El tránsito sobre el puente pareció duplicarse. Ahora era ensordecedor.

–Deja vivir al niño.

No debió oírme porque hizo un gesto como de quien no ha comprendido. Tuve que repetírselo.

Comenzó a golpearme de pronto, con una violencia histérica, primero con los puños y luego con la cabeza y la cartera, que se abrió. Todo se desparramó por el suelo. Sus movimientos eran tan ridículos que tuve que reírme mientras luchaba por recoger sus cosas –un pañuelo anudado, un creyón gastado, medias rotas– y agarrarla por los puños. Sentí el golpe duro de un zapato cerca de la oreja. Cerré los ojos un instante en que todo me pareció negro. Cuando logré recoger la cartera me abalancé hacia ella para dominarla, abrazándola. Sentí de nuevo la oleada de ternura arrastrarme. Quizá si era lo bastante poderosa nos arrastraría a los dos hasta el río.

–¡Cálmate, cálmate!

Los curiosos demoraban la circulación por el puente. Oí una tempestad de cláxones y de gritos. Desde un auto un hombre nos miraba, sonriendo y avanzando con lentitud como una fiera satisfecha. El tráfico que huía de la ciudad se precipitaba incontenible por la otra banda.

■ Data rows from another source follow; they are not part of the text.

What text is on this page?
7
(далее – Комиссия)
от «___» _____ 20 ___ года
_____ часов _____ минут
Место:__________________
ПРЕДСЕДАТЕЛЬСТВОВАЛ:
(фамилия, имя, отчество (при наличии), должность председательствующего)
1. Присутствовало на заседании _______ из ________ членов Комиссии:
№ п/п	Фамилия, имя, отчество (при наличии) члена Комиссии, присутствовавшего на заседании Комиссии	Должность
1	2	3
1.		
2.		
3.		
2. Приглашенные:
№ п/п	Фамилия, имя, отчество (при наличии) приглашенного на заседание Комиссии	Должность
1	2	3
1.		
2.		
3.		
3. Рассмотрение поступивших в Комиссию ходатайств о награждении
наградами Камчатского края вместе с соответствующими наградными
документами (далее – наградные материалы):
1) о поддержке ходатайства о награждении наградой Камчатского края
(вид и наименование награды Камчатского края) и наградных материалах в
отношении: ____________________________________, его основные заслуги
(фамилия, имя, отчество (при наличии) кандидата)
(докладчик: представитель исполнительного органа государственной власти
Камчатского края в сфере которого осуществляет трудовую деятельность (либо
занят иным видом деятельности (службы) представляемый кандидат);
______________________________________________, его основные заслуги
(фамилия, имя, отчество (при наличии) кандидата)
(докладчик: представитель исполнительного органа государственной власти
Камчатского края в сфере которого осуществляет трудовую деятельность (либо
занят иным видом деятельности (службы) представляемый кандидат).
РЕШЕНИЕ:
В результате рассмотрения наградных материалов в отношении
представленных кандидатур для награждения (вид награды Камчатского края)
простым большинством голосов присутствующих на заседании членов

Pero por el lado donde estábamos se paralizó por completo. El auto del hombre se apagó. Sin dejar de mirarnos fijamente, trataba de arrancar de nuevo, con calma. Oí exclamaciones de estupor, risotadas. De un vehículo algo distante bajaron varios hombres jóvenes y nos rodearon, mirándonos' con expresión de regocijo. Uno de los hombres recogió un zapato del suelo y lo sostuvo, sonriendo. Logró desprenderse de mis brazos, y antes de dominarla de nuevo pude ver los dedos de un pie saliéndosele por la media destrozada.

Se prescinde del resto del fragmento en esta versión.